"[Encounters and Reflections] is a remarkable collection of accounts of Seth Benardete's encounters with various people, now mostly obscure, and his reflections on topics, more obscure still. Benardete, the classical scholar and philosopher who died last year, sat down in the early 1990s with three of his students to recapture their conversations of twenty years before. The resulting discussions are both spontaneous and well ordered; a lovely achievement brought about by the editor's skill, Benardete's wizardy, and the familiarity of friends. . . . One by one our intellectual giants disappear, and their memories seem to shrivel in the gloomy and endless cave of our mediocrity. It is more hopeful to say instead that in books like this they continue to glow. The humor and intelligence in Seth Benardete’s Encounters and Reflections make us long for the world it remembers.”
(Mark Blitz Weekly Standard
“Benardete may best be understood to be a ‘poet’ of the same sort as Herodotus, one recognizing the need for a history of such mythologizing, even when it is one’s own. Beautifully produced, Encounters and Reflections is recommended to those wishing to embark on such an inquiry into Benardete’s work themselves.”
(Bryn Mawr Classical Review Bryn Mawr Classical Review
From the Inside Flap
By turns wickedly funny and profoundly illuminating, Encounters and Reflections presents a captivating and unconventional portrait of the life and works of Seth Benardete. One of the leading scholars of ancient thought, Benardete here reflects on both the people he knew and the topics that fascinated him throughout his career in a series of candid, freewheeling conversations with Robert Berman, Ronna Burger, and Michael Davis.

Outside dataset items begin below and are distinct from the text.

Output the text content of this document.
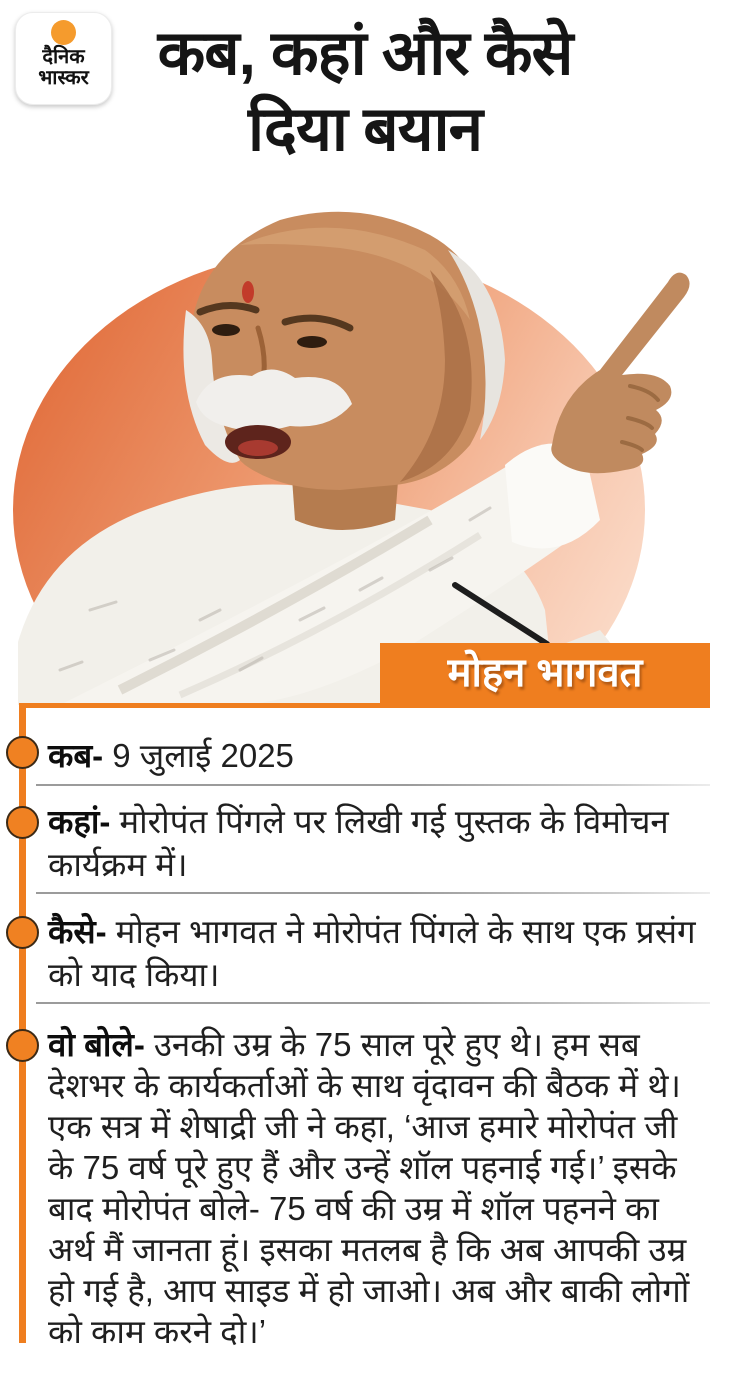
दैनिक
भास्कर	कब, कहां और कैसे
दिया बयान
मोहन भागवत

कब- 9 जुलाई 2025

कहां- मोरोपंत पिंगले पर लिखी गई पुस्तक के विमोचन कार्यक्रम में।

कैसे- मोहन भागवत ने मोरोपंत पिंगले के साथ एक प्रसंग को याद किया।

वो बोले- उनकी उम्र के 75 साल पूरे हुए थे। हम सब देशभर के कार्यकर्ताओं के साथ वृंदावन की बैठक में थे। एक सत्र में शेषाद्री जी ने कहा, ‘आज हमारे मोरोपंत जी के 75 वर्ष पूरे हुए हैं और उन्हें शॉल पहनाई गई।’ इसके बाद मोरोपंत बोले- 75 वर्ष की उम्र में शॉल पहनने का अर्थ मैं जानता हूं। इसका मतलब है कि अब आपकी उम्र हो गई है, आप साइड में हो जाओ। अब और बाकी लोगों को काम करने दो।’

The first part of the book discloses vignettes about fellow students, colleagues, and acquaintances of Bernadete who were to become major figures in the academic and intellectual life of twentieth-century America. We glimpse the student days of Allan Bloom, Stanely Rosen, and George Steiner, and we discover the life of the mind as lived by such well-known scholars as Daivd Grene, Jacob Klien, and Benardete's mentor, Leo Strauss. We also encounter a number of other learned and sometimes eccentric luminaries, including T.S. Eliot, James Baldwin, Werner Jaeger, John Davidson Beazley, and Willard Quine. In the book's second part, Benardete reflects on his own intellectual growth and on his ever-evolving understanding of the texts and ideas he spent a lifetime studying. Revisiting some of his recurrent themes—among them eros and the beautiful, the city and the law, and the gods and the human soul—Benardete shares his views on Plato, Homer, and Heidegger, as well as on the relations between philosophy and science and between Christianity and ancient Roman thought.
The closet thing we will have to an autobiography of one of the twentieth century's leading intellectuals, Encounters and Reflections brings Benardete's thought to life to enlighten and inspire a new generation of thinkers.